Fees paid to fundraising companies by UK charities for recruiting new donors often effectively wipe out the amount a person gives, Newsnight has learned.
Charities pay tens of millions of pounds every year to subcontracted firms who sign people up to direct debits on the street or doorstep.
But in some cases, it would take the average donor more than a year to cover the fee - the equivalent of about £100.
The companies' watchdog says the firms provide a good return on investment.
The Disasters Emergency Committee (DEC) appeal for Pakistan is an example of a campaign where donors can be confident that almost all of their donation will go to those affected by the floods and not be swallowed up by marketing costs.
For every pound collected by DEC, 95p is spent on the ground.
But many charities use teams of professional fundraisers, who approach potential donors on the street or the doorstep and try to persuade them to sign up to a direct debit. They are sometimes called "chuggers" - a nickname meaning "charity muggers".

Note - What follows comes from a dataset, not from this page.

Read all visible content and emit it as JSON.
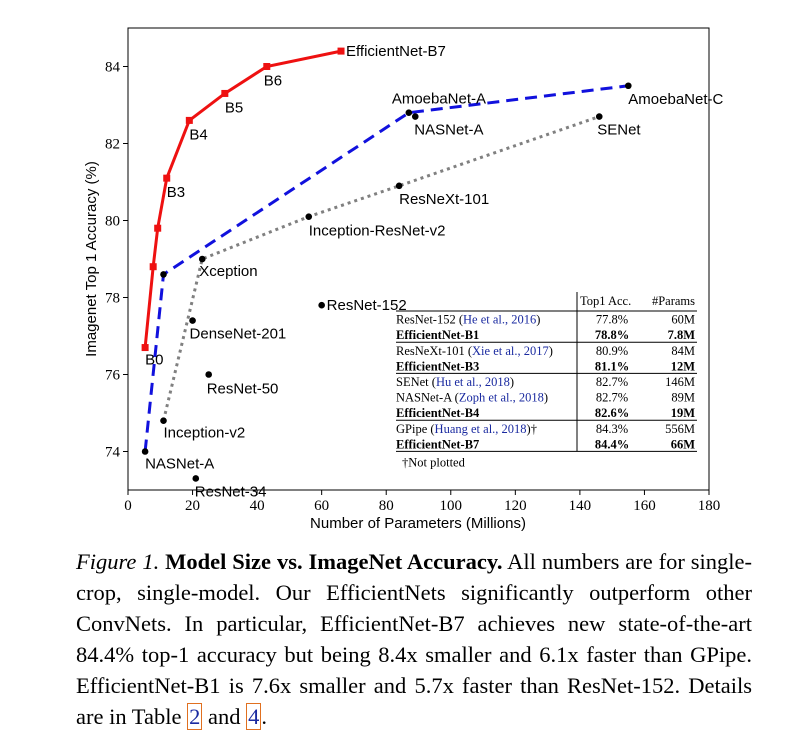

The recruiters often wear tabards prominently displaying the name of the charity - but these fundraisers are actually working for subcontracted companies.
It may look to the outsider - to the uninformed outsider - as if all of their first-year donation is going to go to a third party but that's not the only way of looking at it
Mick Aldridge Professional Fundraising Regulatory Association
Last year, 750,000 people signed on the dotted line, giving an average contribution of £90 a year.
But a Newsnight investigation has found the charities are often paying the companies, in effect, £100 or more for each signature they collect, meaning in many cases the company is paid more than the charity will raise from that donor in the first year.
As part of our investigation, Newsnight contacted 20 leading charities.
The British Heart Foundation confirmed it paid the equivalent of £136 per signature. Cancer Research UK said it paid an average of £112 to recruit each donor and in total paid face-to-face fundraisers £3m a year. Guide Dogs said it paid out nearly £2m annually.
Christian Aid, Save the Children, Great Ormond Street, Amnesty and others also pay additional millions.
Newsnight also asked the 20 charities whether they believed they should be honest, open and transparent with their donors about the fundraising costs. They said "yes", but, with the exception of the British Heart Foundation and Cancer Research UK, they refused to say how much they paid to sign up each donor.
Many charities said they could not disclose these figures because of commercial confidentiality.
But according to the website of the Professional Fundraising Regulatory Association (PFRA) - set up by the charities to monitor face-to-face fundraising - the companies are getting between £80 and £160 per donor they sign up.
'Half pull out'
Mick Aldridge, the PFRA's chief executive, told Newsnight: "Some charities might be paying £50 or £60 per donor, some might be paying £100 or £120 or possibly even more."
The British Heart Foundation pays a company £161,000 to recruit 1,180 donors. That works out at £136 each. Given that the average direct debit donor pays £90 a year, it would take 18 months to cover the sign-up fee alone.
Worse still, many of those signed up by these subcontractors do not complete 12 months of donations.
Research by the PFRA seen by Newsnight shows that more than half the people who sign direct debits pull out before the end of the first year.
But Mr Aldridge said that although the costs of this sort of fundraising may be large, they are justified by the returns.
"It may look to the outsider - to the uninformed outsider - as if all of their first-year donation is going to go to a third party but that's not the only way of looking at it," he said.
"And in my view, and in the view of most charities, it is not the most transparent and constructive way of looking at it."
Engaging the public
Betty McBride of the British Heart Foundation defends use of companies
He added that overall the charities get £3-£4 back for every pound they pay the subcontractors, which he said was an excellent return on an investment.
In response to the Newsnight investigation, Cancer Research UK said face-to-face fundraising was just one of its fundraising activities and that the costs were outweighed by the money raised.
Guide Dogs and Save the Children said that door-to-door fundraising was their "most cost-effective" way to recruit regular givers, while Christian Aid said it found face-to-face fundraising was also one of the best ways "to engage members of the public" in its work.
The Great Ormond Street Hospital Children's Charity said the technique had "proved to be an effective channel at recruiting younger committed givers to the charity" and Amnesty said it conducted face-to-face fundraising because it gave "good value".